New wave of transparency and accountability? Far from it.
Evans embarked on a power grab in which he commandeered authority over the agency’s day-to-day operations as well as billions of dollars in contracts. That left Alvarez’s authority significantly weakened. Evans also voted on a hefty Tollway contract involving an engineering firm where he once worked, the Chicago Sun-Times reported.
Meanwhile, Alvarez made sure nine of his former CHA colleagues got well-paying jobs at the agency amounting to an overall tab of $1.3 million, the Daily Herald reported Wednesday.
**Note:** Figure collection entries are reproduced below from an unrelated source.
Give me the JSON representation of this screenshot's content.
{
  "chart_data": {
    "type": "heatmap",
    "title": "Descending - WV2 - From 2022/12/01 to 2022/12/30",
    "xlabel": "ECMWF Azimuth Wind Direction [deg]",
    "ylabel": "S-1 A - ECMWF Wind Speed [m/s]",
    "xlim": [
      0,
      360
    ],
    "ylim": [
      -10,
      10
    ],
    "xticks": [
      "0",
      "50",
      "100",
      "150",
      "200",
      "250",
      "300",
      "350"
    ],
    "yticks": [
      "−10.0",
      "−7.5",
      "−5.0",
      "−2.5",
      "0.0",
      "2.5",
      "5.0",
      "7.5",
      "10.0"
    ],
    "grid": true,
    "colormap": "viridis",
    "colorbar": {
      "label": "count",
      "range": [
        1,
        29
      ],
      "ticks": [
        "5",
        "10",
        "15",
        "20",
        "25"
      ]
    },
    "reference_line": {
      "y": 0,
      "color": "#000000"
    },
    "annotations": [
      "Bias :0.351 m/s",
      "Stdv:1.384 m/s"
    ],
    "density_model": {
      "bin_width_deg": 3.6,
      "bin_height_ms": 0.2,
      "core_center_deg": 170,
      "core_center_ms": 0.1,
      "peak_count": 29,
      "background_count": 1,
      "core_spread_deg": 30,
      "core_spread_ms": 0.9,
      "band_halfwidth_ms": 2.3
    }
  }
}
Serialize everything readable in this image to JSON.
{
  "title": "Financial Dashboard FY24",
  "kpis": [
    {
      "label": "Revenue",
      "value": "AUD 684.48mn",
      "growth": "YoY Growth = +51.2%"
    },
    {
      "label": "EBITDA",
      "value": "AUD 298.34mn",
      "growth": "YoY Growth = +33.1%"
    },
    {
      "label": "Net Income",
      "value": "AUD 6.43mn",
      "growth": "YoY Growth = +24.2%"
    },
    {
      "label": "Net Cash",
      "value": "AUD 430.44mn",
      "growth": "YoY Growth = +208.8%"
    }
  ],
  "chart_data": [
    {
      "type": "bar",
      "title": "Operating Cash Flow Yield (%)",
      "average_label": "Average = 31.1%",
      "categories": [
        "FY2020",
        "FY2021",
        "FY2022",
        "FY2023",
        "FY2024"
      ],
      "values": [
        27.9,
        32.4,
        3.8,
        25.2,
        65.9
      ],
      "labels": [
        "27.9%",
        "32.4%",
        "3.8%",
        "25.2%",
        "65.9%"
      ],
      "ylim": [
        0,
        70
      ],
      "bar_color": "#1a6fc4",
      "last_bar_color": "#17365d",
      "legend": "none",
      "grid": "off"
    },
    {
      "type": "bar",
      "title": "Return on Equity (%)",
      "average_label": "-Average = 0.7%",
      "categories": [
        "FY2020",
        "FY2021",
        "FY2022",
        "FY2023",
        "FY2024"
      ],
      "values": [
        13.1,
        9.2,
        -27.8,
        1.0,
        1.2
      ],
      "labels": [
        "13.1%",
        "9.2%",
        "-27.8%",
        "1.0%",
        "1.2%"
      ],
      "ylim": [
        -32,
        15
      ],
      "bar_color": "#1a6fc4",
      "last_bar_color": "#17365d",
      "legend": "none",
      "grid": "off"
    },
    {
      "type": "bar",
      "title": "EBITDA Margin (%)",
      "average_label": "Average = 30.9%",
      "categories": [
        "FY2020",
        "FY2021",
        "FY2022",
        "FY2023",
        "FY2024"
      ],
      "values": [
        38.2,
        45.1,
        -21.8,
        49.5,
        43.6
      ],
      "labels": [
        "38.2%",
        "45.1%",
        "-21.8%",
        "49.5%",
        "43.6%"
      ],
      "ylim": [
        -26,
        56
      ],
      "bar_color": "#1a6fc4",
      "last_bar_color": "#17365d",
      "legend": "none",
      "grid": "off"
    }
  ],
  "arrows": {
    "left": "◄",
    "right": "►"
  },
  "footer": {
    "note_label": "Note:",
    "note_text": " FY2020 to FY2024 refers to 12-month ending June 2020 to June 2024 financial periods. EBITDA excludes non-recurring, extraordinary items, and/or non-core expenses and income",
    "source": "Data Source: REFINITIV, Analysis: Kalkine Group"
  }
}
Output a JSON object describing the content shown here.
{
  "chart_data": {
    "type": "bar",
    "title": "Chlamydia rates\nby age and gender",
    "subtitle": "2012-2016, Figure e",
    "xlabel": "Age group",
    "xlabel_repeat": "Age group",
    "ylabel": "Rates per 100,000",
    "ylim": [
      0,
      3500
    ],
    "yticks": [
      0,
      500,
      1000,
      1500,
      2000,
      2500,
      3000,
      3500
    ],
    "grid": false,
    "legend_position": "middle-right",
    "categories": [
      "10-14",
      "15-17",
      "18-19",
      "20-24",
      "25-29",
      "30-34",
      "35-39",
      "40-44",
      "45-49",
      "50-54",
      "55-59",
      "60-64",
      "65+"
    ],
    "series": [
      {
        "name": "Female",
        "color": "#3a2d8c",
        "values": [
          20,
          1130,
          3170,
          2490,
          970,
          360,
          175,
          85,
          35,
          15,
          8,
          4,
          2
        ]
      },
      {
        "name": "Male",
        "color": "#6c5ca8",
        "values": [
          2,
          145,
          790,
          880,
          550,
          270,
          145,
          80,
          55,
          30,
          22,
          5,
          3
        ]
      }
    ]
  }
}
Both men got their jobs after receiving strong endorsements from former ComEd lobbyist John Hooker, according to the Sun-Times. As it turns out, Hooker had his own baggage. In the fall of 2020, he joined the list of people under indictment for their alleged role in the ComEd bribery scheme that ultimately led to charges against former House Speaker Michael Madigan.
Evans stepped down in February, and Alvarez did the same last week.
And, who could forget what Governor Rod Blagojevich did
An April 27, 2008, Tribune story reported,
Among the many first-time $25,000 donors was a Chicago architectural firm that designed the newly revamped oases on the Illinois Tollway.
John Clark, a principal with Cordogan, Clark & Associates, said that the lead agency on the project, the California firm Wilton Partners, suggested Cordogan, Clark also donate to Blagojevich. Wilton itself donated $50,000 to the governor’s campaign fund on the same day. He said Wilton’s leaders asked the firm to make the donation as a way to call attention to the oases project, which at the time was moving slowly.
“Giving puts an exclamation point next to your name,” Clark said.
After the donation was made, Clark said, the project started to go more smoothly. But he said he wasn’t sure that was a direct result of the donation or whether “people were finally getting up to speed.”
He said he didn’t see the donation as a favor and believes the state was merely living up to the terms of its original agreement signed under the Ryan administration, in which Wilton has spent more than $80 million to renovate the oases and is paid by vendors renting space there.